As the year 2012 ended, the state of California had entered into a twenty-four month countdown toward secession from the United States of America. Despite considerable opposition from state and national political leaders over the past eighteen months, a U.S. Supreme Court ruling that it was unconstitutional, and a brief, but violent military confrontation in Sacramento that the press had dubbed The Battle of Capital Mall, the people had spoken-three times, actually-at the polls. Preparation for the formation of the Republic of California began in earnest. The date for implementation was January 1, 2015.

California Governor Walter Dewhirst, initially a staunch opponent of the secession, had responded to his constituents’ demands and called for international recognition of his new nation. Mexico, along with half a dozen other sovereign Pacific Rim nations, had responded affirmatively.

The previous August, when secession seemed imminent, Daniel Rawlings, a young, newly elected state legislator from Davis, California, had found himself immersed in both a secret presidential task force investigating the origins of the secession movement and a gubernatorial assignment to draft the new California constitution. For several months, he had wrestled with the dichotomy of the two assignments: one to stop the secession, and one to prepare for its eventuality.

Even the discovery by the presidential task force that the elections had been rigged, electronically, by a group of corporate financiers for whom the secession was a means to an end, did nothing to stop the steamroller effect. Convinced by the false vote tally that their fellow citizens were in favor of secession, the people demanded freedom. Freedom from Washington D.C. and burdensome taxation; freedom from confiscatory redistribution of wealth; freedom from myriad government regulations that invaded areas that most people knew were historically private: religious affiliation, sexual preference and even medical records. And freedom, when the judicial system was stacked against them, meant separation. Even in a state known for its liberal, ‘anything goes’ philosophy, enough was enough. The conservative voters, along with the vast array of independent middle-of-the-roaders, had overwhelmed the activist liberals and made history at the polls.

Rawlings and the task force had discovered one of life’s truths: no matter the fallacy of the origin or the deception perpetrated in the process, the end result was the determining factor in public acceptance of change. The decision of President Clarene Prescott, following the assassination of her predecessor, Bill Eastman, not to reveal the source or even the presence of a fraudulent election, put the final confirmation to the issue. Legally achieved or not, California was on the road to secession, and so far, no one in national power had agreed to use military force to stop it.

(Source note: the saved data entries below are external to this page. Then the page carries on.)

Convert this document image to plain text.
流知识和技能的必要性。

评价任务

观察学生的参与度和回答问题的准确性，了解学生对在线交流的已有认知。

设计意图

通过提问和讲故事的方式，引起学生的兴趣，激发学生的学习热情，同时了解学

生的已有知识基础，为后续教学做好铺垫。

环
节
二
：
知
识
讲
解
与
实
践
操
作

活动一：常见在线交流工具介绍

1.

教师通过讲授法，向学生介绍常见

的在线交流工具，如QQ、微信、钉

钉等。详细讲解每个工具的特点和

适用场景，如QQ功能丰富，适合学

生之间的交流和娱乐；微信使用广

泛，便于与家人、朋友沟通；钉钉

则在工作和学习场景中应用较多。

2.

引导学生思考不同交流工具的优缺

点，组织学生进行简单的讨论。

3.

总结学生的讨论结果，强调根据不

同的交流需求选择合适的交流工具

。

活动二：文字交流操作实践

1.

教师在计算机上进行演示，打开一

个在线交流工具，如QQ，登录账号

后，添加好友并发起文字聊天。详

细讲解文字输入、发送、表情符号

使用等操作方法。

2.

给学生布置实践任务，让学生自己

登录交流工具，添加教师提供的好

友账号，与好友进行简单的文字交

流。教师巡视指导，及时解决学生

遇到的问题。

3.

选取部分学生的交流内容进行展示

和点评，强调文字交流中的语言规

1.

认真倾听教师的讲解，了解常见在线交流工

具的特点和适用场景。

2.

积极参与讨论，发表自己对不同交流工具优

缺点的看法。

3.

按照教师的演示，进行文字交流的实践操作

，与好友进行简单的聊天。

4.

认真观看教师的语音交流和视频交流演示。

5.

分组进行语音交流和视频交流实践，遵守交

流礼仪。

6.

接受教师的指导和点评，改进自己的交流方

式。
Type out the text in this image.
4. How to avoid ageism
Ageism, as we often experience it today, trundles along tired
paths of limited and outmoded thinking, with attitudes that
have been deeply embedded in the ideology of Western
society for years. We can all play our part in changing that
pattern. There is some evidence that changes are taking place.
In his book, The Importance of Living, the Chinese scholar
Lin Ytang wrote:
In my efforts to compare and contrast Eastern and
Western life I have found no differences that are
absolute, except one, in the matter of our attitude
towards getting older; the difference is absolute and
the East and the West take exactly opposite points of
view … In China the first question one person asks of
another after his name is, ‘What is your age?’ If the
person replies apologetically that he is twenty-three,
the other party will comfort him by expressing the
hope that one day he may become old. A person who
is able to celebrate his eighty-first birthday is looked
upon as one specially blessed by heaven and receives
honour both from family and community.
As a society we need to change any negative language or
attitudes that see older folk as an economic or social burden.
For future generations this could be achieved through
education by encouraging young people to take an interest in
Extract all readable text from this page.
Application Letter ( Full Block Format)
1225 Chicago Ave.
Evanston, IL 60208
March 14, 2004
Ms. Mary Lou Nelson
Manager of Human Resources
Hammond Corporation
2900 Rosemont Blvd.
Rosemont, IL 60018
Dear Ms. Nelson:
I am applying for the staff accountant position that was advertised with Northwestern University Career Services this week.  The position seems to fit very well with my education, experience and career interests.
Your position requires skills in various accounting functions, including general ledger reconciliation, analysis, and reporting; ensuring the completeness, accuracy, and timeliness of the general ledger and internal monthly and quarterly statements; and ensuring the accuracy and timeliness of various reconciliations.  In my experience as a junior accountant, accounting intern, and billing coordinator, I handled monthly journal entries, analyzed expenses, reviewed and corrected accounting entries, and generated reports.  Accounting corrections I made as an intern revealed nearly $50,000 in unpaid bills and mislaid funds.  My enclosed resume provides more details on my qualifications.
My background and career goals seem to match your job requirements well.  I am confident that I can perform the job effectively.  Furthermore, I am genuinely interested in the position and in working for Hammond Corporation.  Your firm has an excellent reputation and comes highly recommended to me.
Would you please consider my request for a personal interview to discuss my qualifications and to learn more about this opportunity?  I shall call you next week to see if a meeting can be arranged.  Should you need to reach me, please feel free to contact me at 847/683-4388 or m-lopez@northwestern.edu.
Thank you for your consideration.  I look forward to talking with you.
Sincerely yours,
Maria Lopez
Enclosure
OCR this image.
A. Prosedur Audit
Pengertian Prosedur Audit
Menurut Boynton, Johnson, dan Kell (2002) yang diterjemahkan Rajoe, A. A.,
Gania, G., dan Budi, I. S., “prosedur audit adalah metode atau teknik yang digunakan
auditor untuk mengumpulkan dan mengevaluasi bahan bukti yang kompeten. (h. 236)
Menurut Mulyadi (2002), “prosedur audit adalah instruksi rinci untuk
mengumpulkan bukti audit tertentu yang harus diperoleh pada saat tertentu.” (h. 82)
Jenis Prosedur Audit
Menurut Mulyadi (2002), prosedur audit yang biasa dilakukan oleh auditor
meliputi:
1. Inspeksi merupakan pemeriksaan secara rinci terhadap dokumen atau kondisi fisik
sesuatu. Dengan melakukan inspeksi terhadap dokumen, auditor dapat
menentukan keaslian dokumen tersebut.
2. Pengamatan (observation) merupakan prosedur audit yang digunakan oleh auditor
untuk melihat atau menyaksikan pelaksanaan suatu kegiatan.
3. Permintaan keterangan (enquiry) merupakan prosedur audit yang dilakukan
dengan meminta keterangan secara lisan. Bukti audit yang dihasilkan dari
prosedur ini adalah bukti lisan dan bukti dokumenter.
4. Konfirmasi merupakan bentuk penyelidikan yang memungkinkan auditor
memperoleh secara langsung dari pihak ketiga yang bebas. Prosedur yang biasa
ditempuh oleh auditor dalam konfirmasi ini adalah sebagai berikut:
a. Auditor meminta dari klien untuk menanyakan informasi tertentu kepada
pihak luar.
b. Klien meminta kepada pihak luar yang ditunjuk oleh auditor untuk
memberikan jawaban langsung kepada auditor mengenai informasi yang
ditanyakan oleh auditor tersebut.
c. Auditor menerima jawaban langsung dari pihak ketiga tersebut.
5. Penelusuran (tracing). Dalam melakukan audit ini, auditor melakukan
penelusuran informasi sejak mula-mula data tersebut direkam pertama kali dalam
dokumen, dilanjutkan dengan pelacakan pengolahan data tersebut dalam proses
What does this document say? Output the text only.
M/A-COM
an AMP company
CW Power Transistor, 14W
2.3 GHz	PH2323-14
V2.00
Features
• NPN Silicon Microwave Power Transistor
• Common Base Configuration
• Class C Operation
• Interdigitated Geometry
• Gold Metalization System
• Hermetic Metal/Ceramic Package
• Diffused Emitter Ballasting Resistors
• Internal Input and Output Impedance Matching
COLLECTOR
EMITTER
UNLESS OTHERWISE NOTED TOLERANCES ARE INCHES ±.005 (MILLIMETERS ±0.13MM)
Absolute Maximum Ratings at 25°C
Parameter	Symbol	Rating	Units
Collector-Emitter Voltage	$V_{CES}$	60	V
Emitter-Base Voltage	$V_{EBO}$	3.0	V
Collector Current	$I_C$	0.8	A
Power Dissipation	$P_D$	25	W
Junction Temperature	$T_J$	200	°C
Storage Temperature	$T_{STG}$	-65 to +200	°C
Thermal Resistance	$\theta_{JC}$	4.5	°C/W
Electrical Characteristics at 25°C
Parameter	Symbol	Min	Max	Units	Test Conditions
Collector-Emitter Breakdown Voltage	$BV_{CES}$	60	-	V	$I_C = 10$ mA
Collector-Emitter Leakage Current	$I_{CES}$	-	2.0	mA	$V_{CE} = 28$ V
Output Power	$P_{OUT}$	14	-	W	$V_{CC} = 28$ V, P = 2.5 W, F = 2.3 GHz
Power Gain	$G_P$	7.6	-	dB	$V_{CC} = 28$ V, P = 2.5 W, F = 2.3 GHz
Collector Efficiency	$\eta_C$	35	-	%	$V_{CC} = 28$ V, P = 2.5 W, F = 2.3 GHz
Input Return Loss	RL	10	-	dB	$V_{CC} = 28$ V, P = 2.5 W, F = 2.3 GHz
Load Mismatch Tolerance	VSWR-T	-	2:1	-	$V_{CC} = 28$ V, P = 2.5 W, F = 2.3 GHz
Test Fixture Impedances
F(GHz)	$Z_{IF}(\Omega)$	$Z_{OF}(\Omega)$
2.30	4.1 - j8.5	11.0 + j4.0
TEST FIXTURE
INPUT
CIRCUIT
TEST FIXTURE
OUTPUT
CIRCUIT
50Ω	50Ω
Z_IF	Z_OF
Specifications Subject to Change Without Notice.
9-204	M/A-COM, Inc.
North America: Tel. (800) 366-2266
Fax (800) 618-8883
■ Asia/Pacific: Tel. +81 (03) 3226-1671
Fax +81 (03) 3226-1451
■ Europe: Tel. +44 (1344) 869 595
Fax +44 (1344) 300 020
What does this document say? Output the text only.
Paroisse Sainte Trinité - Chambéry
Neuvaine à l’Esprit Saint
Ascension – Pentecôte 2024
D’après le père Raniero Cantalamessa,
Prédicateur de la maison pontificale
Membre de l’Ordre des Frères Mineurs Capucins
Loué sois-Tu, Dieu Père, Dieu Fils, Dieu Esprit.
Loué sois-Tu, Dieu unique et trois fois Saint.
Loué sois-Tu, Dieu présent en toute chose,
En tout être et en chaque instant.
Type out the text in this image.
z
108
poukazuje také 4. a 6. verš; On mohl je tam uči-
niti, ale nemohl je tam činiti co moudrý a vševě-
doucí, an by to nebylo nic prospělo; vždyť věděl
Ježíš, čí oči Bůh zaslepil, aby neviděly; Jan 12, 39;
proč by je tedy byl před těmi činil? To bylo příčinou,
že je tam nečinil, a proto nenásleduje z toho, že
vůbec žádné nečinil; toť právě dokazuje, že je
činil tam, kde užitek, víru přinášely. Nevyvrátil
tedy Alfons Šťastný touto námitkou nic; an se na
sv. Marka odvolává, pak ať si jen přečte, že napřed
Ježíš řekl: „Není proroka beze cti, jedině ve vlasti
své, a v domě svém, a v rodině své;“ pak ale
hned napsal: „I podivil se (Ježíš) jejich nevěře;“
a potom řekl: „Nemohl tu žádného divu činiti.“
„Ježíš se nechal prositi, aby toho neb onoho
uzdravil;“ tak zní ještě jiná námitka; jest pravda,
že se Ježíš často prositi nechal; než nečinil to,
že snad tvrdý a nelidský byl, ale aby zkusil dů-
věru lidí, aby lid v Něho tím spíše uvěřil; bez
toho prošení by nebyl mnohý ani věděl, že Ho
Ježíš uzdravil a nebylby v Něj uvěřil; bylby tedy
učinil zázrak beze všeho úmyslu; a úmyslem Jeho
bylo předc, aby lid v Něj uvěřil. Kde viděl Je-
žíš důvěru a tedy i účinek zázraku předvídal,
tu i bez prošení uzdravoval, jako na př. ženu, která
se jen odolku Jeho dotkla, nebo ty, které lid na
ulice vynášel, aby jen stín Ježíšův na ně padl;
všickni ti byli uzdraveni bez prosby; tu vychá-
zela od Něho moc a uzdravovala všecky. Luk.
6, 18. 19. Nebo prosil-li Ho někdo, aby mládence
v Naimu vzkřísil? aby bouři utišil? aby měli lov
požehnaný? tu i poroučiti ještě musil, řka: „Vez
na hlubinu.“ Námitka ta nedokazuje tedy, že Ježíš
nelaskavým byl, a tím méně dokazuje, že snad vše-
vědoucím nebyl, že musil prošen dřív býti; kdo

A month before the November 2012 presidential election, in an effort to broaden his understanding of America’s founding principles, Rawlings had contacted The Montclair Advocacy, a prestigious political think tank in California with a known conservative persuasion. Dan also solicited the assistance of other outside sources, including Horatio Julius, his former law professor at Stanford and a renowned constitutional scholar.

Several meetings with Professor Julius and principal officers and analysts at Montclair gave Rawlings an entirely new perspective. In fairly quick order, these learned scholars opened Dan’s eyes to various philosophical components of the existing national Constitution that were intended by America’s Founding Fathers, but which had been abandoned. More importantly, their presentation of how these various components of governance had become corrupted over the ensuing two centuries by the political adoption of progressive philosophy that was antithetical to the ‘natural, God-given rights’ theory had broadened Dan’s concept of central versus local governance. Constant bombardment by Glenn Beck and other conservative talk show hosts sealed the lesson.